Tels Laurel et Hardi, un Écossais catholique tourmenté et un Écossais athée sûr de lui se retrouvent à fuir au travers du sud de l’Angleterre. Car ils désirent mettre une fin d’honneur à leur querelle, par un duel qu’on leur interdit.
Les rencontres grotesques pleines de sens et les péripéties rocambolesques se multiplient au fil de l’épée, avec pour muses l’ironie et l’humour, saupoudrées de distance et de bienveillance.

Mais, leur absurde brouille qui les conduit à la complicité et à l’amitié va faire basculer le monde dans la folie, sous une dictature sanitaire psychiatrique où plus personne ne peut sortir ou presque.
Ça rappelle quelque chose, non ?

« La Sphère et la Croix » est jubilatoire pour qui aime le style débridé sur oeillades humanistes de Chesterton.

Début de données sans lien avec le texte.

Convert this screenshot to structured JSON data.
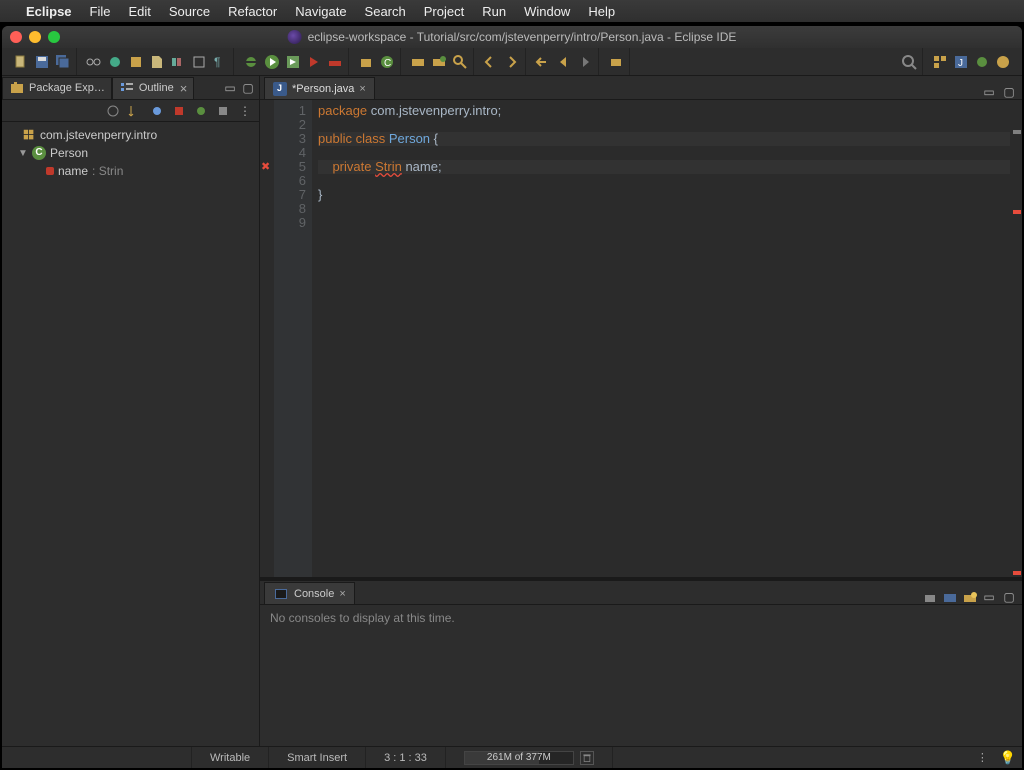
{
  "mac_menu": [
    "Eclipse",
    "File",
    "Edit",
    "Source",
    "Refactor",
    "Navigate",
    "Search",
    "Project",
    "Run",
    "Window",
    "Help"
  ],
  "window_title": "eclipse-workspace - Tutorial/src/com/jstevenperry/intro/Person.java - Eclipse IDE",
  "sidebar": {
    "tabs": [
      {
        "label": "Package Exp…",
        "icon": "package-explorer-icon",
        "closable": false
      },
      {
        "label": "Outline",
        "icon": "outline-icon",
        "closable": true,
        "active": true
      }
    ],
    "tree": {
      "package": "com.jstevenperry.intro",
      "class": "Person",
      "field_name": "name",
      "field_type": "Strin"
    }
  },
  "editor": {
    "tab_label": "*Person.java",
    "lines": [
      {
        "n": 1,
        "html": "<span class='kw'>package</span> com.jstevenperry.intro;"
      },
      {
        "n": 2,
        "html": ""
      },
      {
        "n": 3,
        "html": "<span class='kw'>public</span> <span class='kw'>class</span> <span class='cls'>Person</span> {"
      },
      {
        "n": 4,
        "html": ""
      },
      {
        "n": 5,
        "html": "    <span class='kw'>private</span> <span class='err'>Strin</span> name;"
      },
      {
        "n": 6,
        "html": ""
      },
      {
        "n": 7,
        "html": "}"
      },
      {
        "n": 8,
        "html": ""
      },
      {
        "n": 9,
        "html": ""
      }
    ]
  },
  "console": {
    "tab_label": "Console",
    "empty_msg": "No consoles to display at this time."
  },
  "status": {
    "writable": "Writable",
    "insert": "Smart Insert",
    "cursor": "3 : 1 : 33",
    "memory": "261M of 377M"
  }
}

Il ramène au même rang de tyrannie toutes les prosélytismes violents, religieux, scientistes, médicaux, sociaux ou politiques qui bafouent la liberté de chacun pour autant qu’il respecte l’autre.
Mais attention :
– des images de l’époque avec leur mots endémiques, souvent brocardées in situ par l’ironie de GKC, et des propos, souvent ironiques défriseront forcément les sinistres tenants de la Cancel Culture qui en ont peu à part celle de l’agressivité ;
– de même la fin ignée, digne d’une super production hollywoodienne, révèle un peu des convictions propres à l’auteur…
Mais, après tout, Chesterton ponctue en Technicolor une épopée satyrique et burlesque en noir et blanc, sans rien imposer de plus qu’un feu d’artifice plus attrayant que le pari pascalien.